やはりどこかで線引きをしないと育てることが出来なくなる。「馬謖(ばしょく)を斬る」と言う言葉があるのだが、三国志で諸葛孔明が 軍と言う規律を保つために 重用していた配下の馬謖が命に従わず 魏に大敗したために、泣いて斬罪に処したことに由来する。間引く作業も似たようなものであり、発芽直後からしばらくは 競い合わせてお互いを切磋琢磨させる。しかし一定の大きさになればお互いが根を伸ばし、葉を広げるので お互いが成長を阻害する。共倒れとなる恐れがあるので 成長させるには間引いてやらなといけないのである。子供を育てるのは 全ての子供に手を抜けないのが親としての当たり前である。しかし 全ての子供に平等に当たろうとしても・・成長と独立の始まりを見ていればそうも理想状態など維持出来ない。それを押して付き合いベストを尽くすのが 親である。

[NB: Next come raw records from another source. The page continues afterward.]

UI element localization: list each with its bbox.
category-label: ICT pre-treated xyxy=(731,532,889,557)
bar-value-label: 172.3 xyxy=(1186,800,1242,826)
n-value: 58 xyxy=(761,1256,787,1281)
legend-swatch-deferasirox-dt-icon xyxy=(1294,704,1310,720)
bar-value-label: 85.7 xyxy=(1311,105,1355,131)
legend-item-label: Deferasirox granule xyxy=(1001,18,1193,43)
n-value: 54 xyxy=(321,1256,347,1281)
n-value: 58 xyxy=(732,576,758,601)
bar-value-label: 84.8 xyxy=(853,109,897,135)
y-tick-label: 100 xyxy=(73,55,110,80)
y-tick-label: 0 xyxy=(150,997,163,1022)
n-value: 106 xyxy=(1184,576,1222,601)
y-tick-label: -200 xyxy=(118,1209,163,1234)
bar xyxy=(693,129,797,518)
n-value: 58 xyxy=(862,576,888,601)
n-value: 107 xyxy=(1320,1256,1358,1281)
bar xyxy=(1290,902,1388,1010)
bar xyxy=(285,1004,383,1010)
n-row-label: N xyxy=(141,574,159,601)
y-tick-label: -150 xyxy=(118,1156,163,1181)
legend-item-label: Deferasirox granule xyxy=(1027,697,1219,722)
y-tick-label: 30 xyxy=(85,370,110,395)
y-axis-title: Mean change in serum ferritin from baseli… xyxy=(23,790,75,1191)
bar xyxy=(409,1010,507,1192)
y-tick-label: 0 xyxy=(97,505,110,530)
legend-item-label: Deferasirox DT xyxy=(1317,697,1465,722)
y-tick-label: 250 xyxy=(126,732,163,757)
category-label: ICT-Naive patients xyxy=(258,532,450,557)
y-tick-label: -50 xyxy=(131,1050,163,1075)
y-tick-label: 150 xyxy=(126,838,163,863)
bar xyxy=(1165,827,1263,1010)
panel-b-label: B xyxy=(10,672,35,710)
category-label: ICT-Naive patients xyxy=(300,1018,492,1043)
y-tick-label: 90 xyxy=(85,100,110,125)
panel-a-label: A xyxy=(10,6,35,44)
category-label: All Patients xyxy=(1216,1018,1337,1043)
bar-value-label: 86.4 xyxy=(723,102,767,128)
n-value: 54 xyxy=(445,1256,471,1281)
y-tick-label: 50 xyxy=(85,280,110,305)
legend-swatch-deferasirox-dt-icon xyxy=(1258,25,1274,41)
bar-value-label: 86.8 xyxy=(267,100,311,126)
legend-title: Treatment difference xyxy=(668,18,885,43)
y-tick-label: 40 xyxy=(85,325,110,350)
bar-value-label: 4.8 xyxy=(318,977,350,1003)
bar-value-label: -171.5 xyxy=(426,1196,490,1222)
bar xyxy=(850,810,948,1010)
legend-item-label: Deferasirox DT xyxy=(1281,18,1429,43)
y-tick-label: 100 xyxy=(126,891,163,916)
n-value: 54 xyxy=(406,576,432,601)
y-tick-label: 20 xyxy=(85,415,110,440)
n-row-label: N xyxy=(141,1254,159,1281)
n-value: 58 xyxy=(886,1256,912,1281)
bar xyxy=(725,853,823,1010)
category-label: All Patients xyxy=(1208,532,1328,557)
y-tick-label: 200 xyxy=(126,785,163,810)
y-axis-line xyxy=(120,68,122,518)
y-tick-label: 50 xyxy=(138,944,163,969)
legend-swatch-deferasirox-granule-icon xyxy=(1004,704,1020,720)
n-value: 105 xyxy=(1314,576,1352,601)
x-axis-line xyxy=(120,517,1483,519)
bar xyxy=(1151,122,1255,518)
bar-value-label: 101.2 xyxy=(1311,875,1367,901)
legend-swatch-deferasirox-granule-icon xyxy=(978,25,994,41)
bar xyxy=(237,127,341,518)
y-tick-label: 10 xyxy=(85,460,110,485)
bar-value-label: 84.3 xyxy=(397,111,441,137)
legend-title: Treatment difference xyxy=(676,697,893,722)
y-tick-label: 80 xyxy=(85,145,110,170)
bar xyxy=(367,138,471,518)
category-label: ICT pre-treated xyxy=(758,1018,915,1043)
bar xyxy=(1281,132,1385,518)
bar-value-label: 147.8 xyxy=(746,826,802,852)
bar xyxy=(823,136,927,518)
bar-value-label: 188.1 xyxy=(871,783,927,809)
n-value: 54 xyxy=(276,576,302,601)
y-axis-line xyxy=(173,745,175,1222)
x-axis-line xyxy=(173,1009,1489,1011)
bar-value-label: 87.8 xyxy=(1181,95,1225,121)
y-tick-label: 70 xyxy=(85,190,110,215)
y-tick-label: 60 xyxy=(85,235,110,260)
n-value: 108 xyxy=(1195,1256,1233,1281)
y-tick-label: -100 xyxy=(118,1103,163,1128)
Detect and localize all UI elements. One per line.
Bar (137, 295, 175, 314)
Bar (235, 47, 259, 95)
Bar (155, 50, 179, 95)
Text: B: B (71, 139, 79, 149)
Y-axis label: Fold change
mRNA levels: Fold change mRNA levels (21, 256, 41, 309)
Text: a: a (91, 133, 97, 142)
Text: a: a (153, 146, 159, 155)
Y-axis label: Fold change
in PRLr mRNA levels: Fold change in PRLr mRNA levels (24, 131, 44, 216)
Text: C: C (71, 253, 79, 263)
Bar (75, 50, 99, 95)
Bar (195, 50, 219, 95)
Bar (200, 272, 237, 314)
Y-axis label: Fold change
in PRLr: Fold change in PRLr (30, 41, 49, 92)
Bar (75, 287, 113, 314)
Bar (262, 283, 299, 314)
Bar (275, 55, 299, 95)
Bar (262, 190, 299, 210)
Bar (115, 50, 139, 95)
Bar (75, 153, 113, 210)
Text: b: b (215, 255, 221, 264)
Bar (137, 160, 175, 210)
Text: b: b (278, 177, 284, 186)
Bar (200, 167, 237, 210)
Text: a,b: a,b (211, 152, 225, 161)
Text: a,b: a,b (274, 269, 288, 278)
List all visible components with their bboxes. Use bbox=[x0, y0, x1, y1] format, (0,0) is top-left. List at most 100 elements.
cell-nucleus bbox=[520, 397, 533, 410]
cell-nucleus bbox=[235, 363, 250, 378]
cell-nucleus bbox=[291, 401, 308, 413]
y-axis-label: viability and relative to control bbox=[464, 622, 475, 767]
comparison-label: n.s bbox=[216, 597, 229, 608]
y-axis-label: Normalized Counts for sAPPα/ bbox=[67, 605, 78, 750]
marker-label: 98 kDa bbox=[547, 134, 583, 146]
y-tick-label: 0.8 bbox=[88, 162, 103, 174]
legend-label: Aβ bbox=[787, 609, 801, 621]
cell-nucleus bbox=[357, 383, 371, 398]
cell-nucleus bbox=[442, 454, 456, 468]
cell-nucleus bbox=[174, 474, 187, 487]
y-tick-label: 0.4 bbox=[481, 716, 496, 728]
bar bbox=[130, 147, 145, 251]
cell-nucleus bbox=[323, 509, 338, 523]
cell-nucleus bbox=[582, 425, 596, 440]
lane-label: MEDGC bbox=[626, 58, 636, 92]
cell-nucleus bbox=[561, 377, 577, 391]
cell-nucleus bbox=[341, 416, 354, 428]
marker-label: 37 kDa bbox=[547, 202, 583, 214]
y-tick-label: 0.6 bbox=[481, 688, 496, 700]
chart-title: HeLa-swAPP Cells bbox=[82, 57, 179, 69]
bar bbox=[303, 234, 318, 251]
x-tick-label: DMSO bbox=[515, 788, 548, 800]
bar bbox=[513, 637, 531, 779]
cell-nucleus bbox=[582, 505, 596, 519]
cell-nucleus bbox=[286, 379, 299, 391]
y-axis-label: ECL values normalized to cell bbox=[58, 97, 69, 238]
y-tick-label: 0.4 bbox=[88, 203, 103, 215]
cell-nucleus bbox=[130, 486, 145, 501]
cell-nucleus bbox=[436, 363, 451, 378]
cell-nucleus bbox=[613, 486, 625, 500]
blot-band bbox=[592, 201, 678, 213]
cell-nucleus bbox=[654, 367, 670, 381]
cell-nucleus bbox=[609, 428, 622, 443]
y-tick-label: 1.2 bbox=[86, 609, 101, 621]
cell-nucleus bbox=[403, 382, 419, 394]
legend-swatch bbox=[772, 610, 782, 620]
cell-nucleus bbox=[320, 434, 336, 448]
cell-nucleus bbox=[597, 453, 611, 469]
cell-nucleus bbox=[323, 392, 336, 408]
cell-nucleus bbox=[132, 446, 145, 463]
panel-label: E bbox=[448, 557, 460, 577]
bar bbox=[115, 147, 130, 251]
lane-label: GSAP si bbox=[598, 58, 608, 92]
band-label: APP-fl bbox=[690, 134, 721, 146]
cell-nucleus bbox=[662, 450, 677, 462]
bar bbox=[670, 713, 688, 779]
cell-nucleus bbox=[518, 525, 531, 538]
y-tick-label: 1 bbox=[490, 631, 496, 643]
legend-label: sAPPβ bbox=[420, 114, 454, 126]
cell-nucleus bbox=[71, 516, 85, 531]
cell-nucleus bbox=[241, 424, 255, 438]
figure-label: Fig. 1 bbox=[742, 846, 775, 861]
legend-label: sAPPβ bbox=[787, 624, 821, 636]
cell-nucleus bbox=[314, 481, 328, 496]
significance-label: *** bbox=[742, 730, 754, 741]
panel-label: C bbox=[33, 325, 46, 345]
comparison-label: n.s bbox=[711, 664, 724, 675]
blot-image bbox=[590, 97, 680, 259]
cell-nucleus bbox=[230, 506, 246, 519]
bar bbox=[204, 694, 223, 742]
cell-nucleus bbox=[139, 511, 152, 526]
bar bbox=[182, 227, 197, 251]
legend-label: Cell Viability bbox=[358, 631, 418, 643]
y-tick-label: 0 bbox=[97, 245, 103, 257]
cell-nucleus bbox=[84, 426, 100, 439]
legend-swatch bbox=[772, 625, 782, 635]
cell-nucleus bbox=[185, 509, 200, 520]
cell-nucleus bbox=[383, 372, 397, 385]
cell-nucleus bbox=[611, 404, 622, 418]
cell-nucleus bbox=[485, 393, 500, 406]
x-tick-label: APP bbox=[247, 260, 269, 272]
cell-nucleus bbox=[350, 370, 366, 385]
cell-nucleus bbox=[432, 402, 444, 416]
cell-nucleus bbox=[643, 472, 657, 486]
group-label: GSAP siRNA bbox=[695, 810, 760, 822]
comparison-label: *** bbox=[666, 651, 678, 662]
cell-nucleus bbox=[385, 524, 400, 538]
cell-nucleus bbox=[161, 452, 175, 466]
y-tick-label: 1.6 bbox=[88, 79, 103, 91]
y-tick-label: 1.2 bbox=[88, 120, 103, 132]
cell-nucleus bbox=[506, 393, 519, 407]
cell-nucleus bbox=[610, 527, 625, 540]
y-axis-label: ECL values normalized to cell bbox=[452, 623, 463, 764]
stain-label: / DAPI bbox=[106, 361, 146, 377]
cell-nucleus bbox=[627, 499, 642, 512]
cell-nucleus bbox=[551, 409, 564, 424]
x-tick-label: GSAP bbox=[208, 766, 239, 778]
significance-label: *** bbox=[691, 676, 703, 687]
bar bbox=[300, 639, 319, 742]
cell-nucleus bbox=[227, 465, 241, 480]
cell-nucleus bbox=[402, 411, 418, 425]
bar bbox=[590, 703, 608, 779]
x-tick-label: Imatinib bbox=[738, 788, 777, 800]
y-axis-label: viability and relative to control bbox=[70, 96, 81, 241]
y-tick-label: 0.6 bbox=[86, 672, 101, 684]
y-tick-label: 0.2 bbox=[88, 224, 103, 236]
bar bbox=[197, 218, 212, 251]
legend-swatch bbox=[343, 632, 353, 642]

現在 ズキーニ・トウモロコシの苗を作るためにポット苗を仕込んでいるのだが、タネは各ポットに1粒しか蒔いていない。ポットを大きめのものにして、発芽しなければ再度タネを1粒追加する。そんな環境でも 成長するにしたがってポット苗同士が大きくなり、葉が触れ合って成長して行く。商売・効率で作っていないので・・好きにしてるだけである。生産と割り切れば・・タネを多く蒔き、間引きながら育てるのが効率が良い。
分かちゃいるけど やめられない。